Use case: content negotation

Python

from habanero import cn
cn.content_negotiation(ids = '10.1126/science.169.3946.635', format = "text")
u'Frank, H. S. (1970). The Structure of Ordinary Water: New data and interpretations are yielding new insights into this fascinating substance.
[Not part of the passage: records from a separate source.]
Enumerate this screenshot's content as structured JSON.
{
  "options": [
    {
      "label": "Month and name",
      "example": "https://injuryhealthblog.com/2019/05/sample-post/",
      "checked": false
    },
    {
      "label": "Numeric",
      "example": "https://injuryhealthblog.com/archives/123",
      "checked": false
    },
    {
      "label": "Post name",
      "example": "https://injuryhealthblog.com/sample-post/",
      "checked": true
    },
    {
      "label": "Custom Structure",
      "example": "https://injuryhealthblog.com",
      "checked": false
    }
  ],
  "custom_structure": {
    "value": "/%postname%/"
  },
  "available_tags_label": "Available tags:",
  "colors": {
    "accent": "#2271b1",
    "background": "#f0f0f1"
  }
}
Science, 169(3946), 635\xe2\x80\x93641. doi:10.1126/science.169.3946.635\n'

Ruby

require 'serrano'
Serrano.content_negotiation(ids: '10.1126/science.169.3946.635', format: "text")
=> ["Frank, H. S. (1970). The Structure of Ordinary Water: New data and interpretations are yielding new insights into this fascinating substance. Science, 169(3946), 635\xE2\x80\x93641. doi:10.1126/science.169.3946.635\n"]

R

library("rcrossref")
cr_cn(dois="10.1126/science.169.3946.635", "text")
[1] "Frank, H. S. (1970). The Structure of Ordinary Water: New data and interpretations are yielding new insights into this fascinating substance. Science, 169(3946), 635–641. doi:10.1126/science.169.3946.635"

CLI

serrano contneg 10.1890/13-0590.1 --format=text
Murtaugh, P. A. (2014).  In defense of P values . Ecology, 95(3), 611–617. doi:10.1890/13-0590.1

More

There are definitely issues with data in the Crossref search API, some of which I cover in my talks. However, it is still the best place to go for scholarly metadata.

Let us know of other use cases - there are others not covered here for brevity sake.

There are lots of examples in the docs for each client. If you can think of any doc improvements file an issue.

If you find any bugs, please do file an issue.